Nevin began furiously typing. “I…” He stopped, looking at his fingers helplessly. “What do we do?”
Taking a deep breath, tasting the clean air blowing in on a breeze from the Georgetown dawn, Diana looked at the telescope, pointing hopefully up at the wondrous sky.
“We do everything we can to get Caleb and his team free.” Her heart quickened — both for the danger they were about to face, and for the chance to see him again. “And Mason.” Montross…

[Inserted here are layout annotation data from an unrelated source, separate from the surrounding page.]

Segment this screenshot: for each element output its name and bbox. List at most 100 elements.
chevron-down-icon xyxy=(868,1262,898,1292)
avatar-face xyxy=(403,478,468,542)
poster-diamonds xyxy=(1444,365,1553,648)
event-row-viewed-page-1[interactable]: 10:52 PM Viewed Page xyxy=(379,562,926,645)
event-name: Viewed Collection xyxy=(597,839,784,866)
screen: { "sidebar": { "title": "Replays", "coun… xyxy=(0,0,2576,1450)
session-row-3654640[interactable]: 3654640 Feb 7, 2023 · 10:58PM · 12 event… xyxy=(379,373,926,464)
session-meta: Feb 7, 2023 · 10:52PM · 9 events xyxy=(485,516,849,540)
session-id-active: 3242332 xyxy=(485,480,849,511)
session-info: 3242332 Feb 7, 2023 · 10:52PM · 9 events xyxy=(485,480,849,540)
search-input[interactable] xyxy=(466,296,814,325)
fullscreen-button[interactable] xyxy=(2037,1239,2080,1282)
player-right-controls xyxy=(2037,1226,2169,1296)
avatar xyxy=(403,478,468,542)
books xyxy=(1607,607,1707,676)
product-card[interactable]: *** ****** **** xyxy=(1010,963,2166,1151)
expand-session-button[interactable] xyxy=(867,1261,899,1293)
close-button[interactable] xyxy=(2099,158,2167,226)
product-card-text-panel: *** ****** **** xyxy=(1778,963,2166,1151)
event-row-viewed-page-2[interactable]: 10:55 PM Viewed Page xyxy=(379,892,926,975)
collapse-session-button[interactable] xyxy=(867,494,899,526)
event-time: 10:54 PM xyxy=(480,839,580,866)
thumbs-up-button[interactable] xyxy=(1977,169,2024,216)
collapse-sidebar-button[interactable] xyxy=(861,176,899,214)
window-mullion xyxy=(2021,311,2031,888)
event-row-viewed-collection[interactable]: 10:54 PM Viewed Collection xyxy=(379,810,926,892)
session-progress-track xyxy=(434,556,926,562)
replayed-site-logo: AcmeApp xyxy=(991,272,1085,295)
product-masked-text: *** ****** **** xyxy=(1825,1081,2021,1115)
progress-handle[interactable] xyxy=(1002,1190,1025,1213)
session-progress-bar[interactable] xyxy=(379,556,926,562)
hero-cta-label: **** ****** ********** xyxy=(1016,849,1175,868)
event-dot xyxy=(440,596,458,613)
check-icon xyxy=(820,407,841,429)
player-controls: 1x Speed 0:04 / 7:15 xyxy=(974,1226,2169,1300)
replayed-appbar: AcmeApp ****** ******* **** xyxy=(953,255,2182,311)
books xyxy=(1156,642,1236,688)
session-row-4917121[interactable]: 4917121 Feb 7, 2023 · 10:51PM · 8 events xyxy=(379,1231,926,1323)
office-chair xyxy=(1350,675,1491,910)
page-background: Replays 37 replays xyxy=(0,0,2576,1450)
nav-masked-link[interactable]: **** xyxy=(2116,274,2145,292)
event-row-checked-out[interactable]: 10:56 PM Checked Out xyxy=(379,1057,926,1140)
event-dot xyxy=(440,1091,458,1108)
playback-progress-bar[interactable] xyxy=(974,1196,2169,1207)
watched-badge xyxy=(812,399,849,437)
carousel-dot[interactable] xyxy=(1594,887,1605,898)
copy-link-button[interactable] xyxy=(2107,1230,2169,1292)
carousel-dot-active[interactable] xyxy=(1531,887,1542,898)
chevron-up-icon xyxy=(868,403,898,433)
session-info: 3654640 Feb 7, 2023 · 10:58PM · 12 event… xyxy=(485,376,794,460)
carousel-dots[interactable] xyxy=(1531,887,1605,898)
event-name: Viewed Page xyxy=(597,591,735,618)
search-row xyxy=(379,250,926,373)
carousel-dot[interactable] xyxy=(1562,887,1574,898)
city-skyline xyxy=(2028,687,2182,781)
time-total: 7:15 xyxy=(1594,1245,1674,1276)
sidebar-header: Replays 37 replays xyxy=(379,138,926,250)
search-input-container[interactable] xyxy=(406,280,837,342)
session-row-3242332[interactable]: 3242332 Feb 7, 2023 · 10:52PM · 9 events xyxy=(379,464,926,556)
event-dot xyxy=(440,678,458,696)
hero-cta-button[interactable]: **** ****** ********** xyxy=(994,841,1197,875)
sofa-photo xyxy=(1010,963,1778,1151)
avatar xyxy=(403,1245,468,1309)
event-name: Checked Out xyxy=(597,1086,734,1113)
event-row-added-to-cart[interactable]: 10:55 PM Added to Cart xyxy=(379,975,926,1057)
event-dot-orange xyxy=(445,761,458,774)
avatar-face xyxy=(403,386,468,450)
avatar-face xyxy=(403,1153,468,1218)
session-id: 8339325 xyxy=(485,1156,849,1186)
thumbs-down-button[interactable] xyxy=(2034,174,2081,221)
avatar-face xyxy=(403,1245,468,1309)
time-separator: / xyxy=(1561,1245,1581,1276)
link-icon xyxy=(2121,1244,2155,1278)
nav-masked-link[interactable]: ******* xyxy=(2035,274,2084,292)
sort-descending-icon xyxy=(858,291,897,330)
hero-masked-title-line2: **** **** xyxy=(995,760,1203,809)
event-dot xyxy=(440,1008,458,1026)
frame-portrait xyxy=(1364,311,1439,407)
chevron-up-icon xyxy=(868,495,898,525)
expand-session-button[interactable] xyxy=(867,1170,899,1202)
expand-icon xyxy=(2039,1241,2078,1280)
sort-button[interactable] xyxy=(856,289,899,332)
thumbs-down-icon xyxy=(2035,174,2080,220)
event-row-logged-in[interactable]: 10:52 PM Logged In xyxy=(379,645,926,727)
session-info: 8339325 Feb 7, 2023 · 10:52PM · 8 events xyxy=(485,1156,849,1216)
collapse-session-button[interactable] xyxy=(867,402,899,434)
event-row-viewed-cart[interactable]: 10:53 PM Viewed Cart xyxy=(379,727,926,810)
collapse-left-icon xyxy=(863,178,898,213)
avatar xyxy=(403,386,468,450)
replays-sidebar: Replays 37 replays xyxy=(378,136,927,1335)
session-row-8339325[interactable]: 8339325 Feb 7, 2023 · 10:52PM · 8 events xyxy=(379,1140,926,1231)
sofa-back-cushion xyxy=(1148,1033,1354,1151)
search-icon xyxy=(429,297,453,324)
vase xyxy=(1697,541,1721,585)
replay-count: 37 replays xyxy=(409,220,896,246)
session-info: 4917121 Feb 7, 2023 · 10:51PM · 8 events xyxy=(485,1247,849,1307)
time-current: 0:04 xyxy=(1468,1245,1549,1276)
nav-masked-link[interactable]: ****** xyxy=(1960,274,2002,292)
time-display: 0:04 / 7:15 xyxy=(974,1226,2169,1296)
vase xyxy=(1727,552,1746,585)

Nevin frowned at her. “Why?”
“Because if anyone can see a way to save our skins, it’s them.”
12
It didn’t take long, once Caleb had turned his back on his captor, once he had tuned out the environment and questions about whether his mind was being manipulated, whether this was all a simulation. Most importantly he tuned out thoughts about his sister, his family, and his friends.
Just focus and relax. It’s an objective, that’s all. No immediate danger, at any rate, and after all, what Boris was offering was exactly what Caleb had been trying to do before he’d been interrupted.
Where was he, and why? He had the sense that wherever (in Australia, if he could really believe his earlier visions) it was they had taken him, this place was special. Different from where the others were held captive. Orlando, Xavier… the rest of the team? They might not have gone far. Maybe they were in DC still, locked up in the Pentagon or somewhere else.
But not him. He had the certainty he was somewhere very, very far away. Removed for something special, some motive beyond just separating the team from its leader.
Time to find out where, and then, as the man asked…
Why?
It didn’t take long until the familiar tingling sensation coursed up his spine. Serpentine vibrations winding around and around, zeroing in on the base of his brain. The medulla, then to the cortex and spreading, darting about inside his skull, producing visions:
A barren desert landscape, notable only for the great age of its rugged landscape. Ancient weathered cracks, old-age signs in a face long past its due date. Hot sun baking the land, all except for a series of buildings, three white spheres connected to other white windowless rectangular structures; a lone dirt road approaching the surprisingly modern complex.
A sign, weathered and dented, with an emaciated black bird perched on its corner:
TURN BACK, PRIVATE GOVERNMENT PROPERTY. Entering no-fly zone for next five miles.